There are five of us. Sue, the owner of the salon where we gather, is the vessel that helped us to come together. Grace, Sue's niece, is the gentle artist who helps us to feel beautiful.
The rest of us are an unlikely trio. We are all professionals in our careers. We are are all strong-minded and independent. We are all searching for the peace that can only come from within oneself.
We come together on payday Saturdays, the hour appointments stretching into two hours or maybe three. Sue doesn't seem to mind. She goes on about her work, joining in now and then so we know she is listening. We have become friends, the five of us, all because we have one more thing in common--pride (maybe a little vanity) in our appearance. It doesn't matter; what matters is that we are all on the same road.
We talk about everything from dogs to fences, from pack-ratting to self-image. We can share without argument, our different ways of viewing things molding and changing a litte bit every other week. We are all wiser; we have more insight. We are learning from each other. Our stresses grow smaller, our challenges less frightening because we know there will be someone to share it with come Saturday.

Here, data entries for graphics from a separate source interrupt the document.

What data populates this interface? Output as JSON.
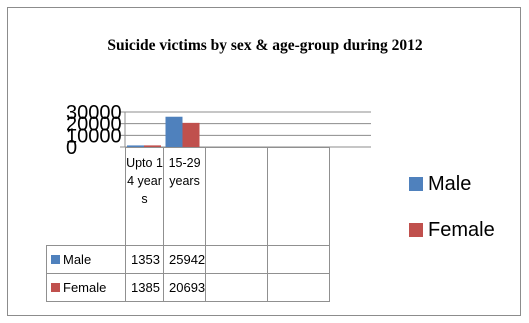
{
  "chart_data": {
    "type": "bar",
    "title": "Suicide victims by sex & age-group during 2012",
    "categories": [
      "Upto 14 years",
      "15-29 years",
      "",
      ""
    ],
    "series": [
      {
        "name": "Male",
        "values": [
          1353,
          25942,
          null,
          null
        ],
        "color": "#4f81bd"
      },
      {
        "name": "Female",
        "values": [
          1385,
          20693,
          null,
          null
        ],
        "color": "#c0504d"
      }
    ],
    "yticks": [
      "0",
      "10000",
      "20000",
      "30000"
    ],
    "ylim": [
      0,
      30000
    ],
    "legend": "right",
    "data_table": true,
    "grid": true
  }
}
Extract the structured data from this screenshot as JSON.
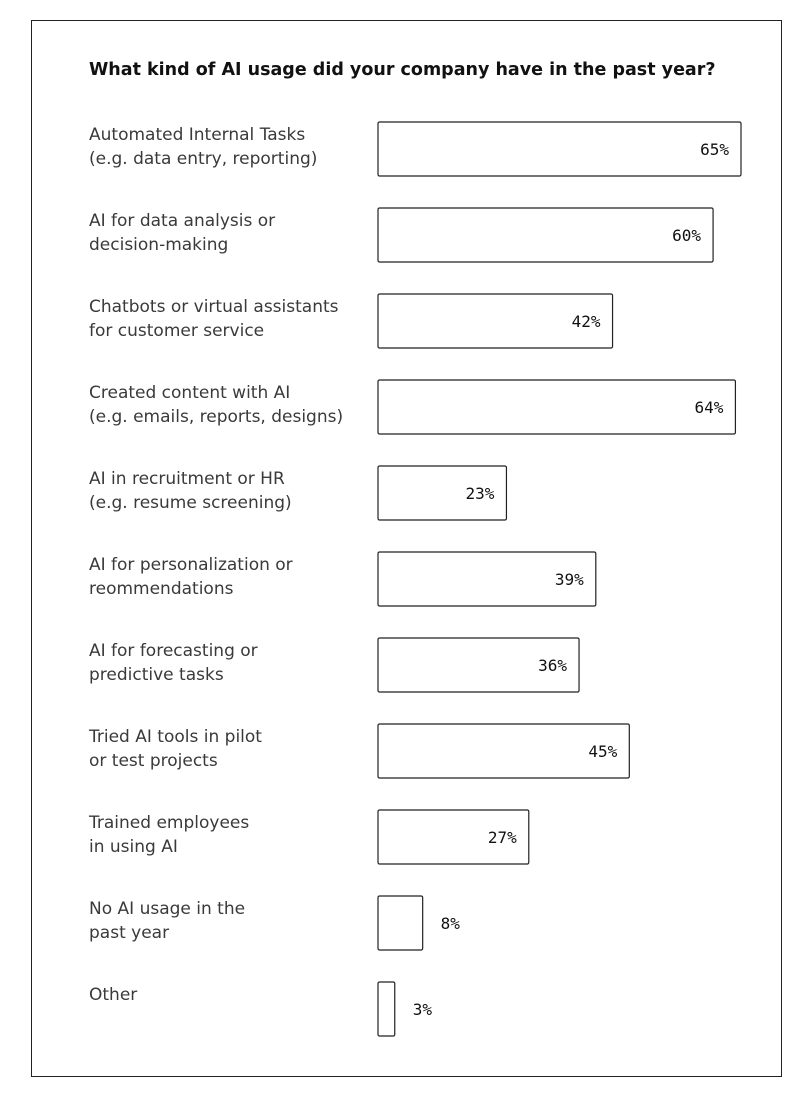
{
  "chart_data": {
    "type": "bar",
    "orientation": "horizontal",
    "title": "What kind of AI usage did your company have in the past year?",
    "unit_suffix": "%",
    "categories": [
      [
        "Automated Internal Tasks",
        "(e.g. data entry, reporting)"
      ],
      [
        "AI for data analysis or",
        "decision-making"
      ],
      [
        "Chatbots or virtual assistants",
        "for customer service"
      ],
      [
        "Created content with AI",
        "(e.g. emails, reports, designs)"
      ],
      [
        "AI in recruitment or HR",
        "(e.g. resume screening)"
      ],
      [
        "AI for personalization or",
        "reommendations"
      ],
      [
        "AI for forecasting or",
        "predictive tasks"
      ],
      [
        "Tried AI tools in pilot",
        "or test projects"
      ],
      [
        "Trained employees",
        "in using AI"
      ],
      [
        "No AI usage in the",
        "past year"
      ],
      [
        "Other"
      ]
    ],
    "values": [
      65,
      60,
      42,
      64,
      23,
      39,
      36,
      45,
      27,
      8,
      3
    ],
    "xlim": [
      0,
      65
    ],
    "grid": false,
    "legend": "none",
    "colors": {
      "bar_fill": "#ffffff",
      "bar_stroke": "#222222",
      "label_text": "#3a3a3a",
      "title_text": "#111111"
    }
  }
}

We look for excuses to stay a little longer. We are trying to convince Sue that she needs to install a sauna, a massage table and a tiki bar. Sue is not convinced. We will work on that.
I leave the salon with hands that I am no longer afraid to extend, actually and figuratively. I leave with the smiles of my new friends in my mind. I leave with the feeling that they like me as much as I like them. It is good, this sensation of trusting those who were strangers a year ago.
These women were unknown to me a year ago. A year ago, before I began my journey to find out who I really am, would we have become friends and confidantes? I can't answer that. I have become less selfish with myself; I am more willing to share my hopes and dreams than I was a year ago. I have found growth in my faith. I crave these new friendships, maybe because I have felt isolated for so many years. Will we ever be pie-and-coffee friends, or shopping buddies? I don't know, but it doesn't matter.
What matters is that we have someone who listens and shares, even if it only every other Saturday.